McCarthy, a dedicated martial artist, achieved promoted to 3rd Degree Black Belt in Chun Ma Tae Kwon Do and Asian Weapons in May 2012. A student of Grand Master Jeon Gyeong Ho, Akron, Ohio [2], he pursued additional studies in American Kenpo, and Chin Na Kung Fu with Grand Master Sifu James Adkins in Traverse City, Michigan [3].

== Works ==
McCarthy’s early music (1985-1999) would be best described as ElectroAcoustic but now his music style is funk, a hybrid of rock and jazz. McCarthy works at home in his basement studio where he produces his music. Usually his electronic music with live soloists or chamber ensemble and acoustic chamber music usually featuring an instrumental soloist. He frequently wrote for soloists who played instruments previously neglected by composers such as the marimba, tuba, euphonium, viola, saxophone, and bassoon. Much of the music he wrote during this period was influenced by J.R.R. Tolkien's The Lord of the Rings. His musical language was eclectic, ranging from non-serial atonality to tertian and modal harmonies, frequently contrapuntal, and had a high degree of metric/rhythmic animation. This musical language reflected his previous occupation as a commercial musician in jazz, funk, and rock genres. However, he had an abiding love for the music of Gustav Mahler and Igor Stravinsky which manifested itself in dark, somber musical moods. One of McCarthy’s early work is “Rimbasly” composed for the marimba and synthesizer, commissioned in 1989 by Michael Buritt of Eastman School of Music.

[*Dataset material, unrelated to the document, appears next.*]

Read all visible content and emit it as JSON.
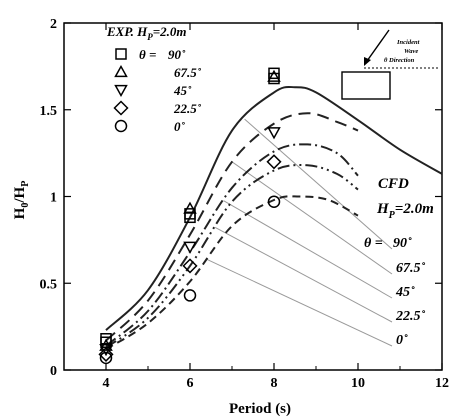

His writing style began to change coinciding with his appointment as Chair of Composition and Theory at the University of Akron School of Music (2000-2014). He became increasingly interested in his relationships with performers, writing music tailored to their virtuosic abilities and musical personalities (Barrick Stees, the Cleveland Orchestra, the Avalon, Harrington, and Arianna String Quartets, U.S. Marine Corps. Tuba/Euphonium Quartet, Timothy McAllister, Northwestern University, Joseph Lulloff, Michigan State University, Michael Burritt, The Eastman School of Music, among others). His compositional style generated music that was uniquely American and unique to himself as a boy who grew up in rural northern Michigan. This resulted in music that reflected McCarthy's adolescent persona such as "Turn the Page" for electric guitar and orchestra (based on a guitar solo played by Jimmy Page from the rock group Led Zeppelin), and "Chamber Symphony No. 4 for Saxophone and Winds" inspired by the music of the funk group Tower of Power. This period of creativity fostered McCarthy's general philosophy of anti-elitism in arts and culture and an aversion to academe; hence, the atypical combination of his occupation of composer and martial artist.

== Early life==
McCarthy’s early life during the 60s would listen to the Beatles, Beach Boys, Jackson 5 and anything else that was going on, he was also exposed to opera, his earliest memory of music was his mom singing opera music by Verdi. His mother studied at Cleveland Institute of Music, and his older brothers also are art professionals. McCarthy’s brothers introduced him to Mahler, Stravinsky and Shostakovich.

McCarthy attend Interlochen High School and found jazz. He found the love of jazz through a drummer named Peter Erskine who was in a jazz band. McCarthy played the trumpet, his favorite instrument at that time. He originally wanted to be a symphony trumpet player, his teacher, John Lindenau criticized that McCarthy was very inconsistent and wouldn’t win an audition.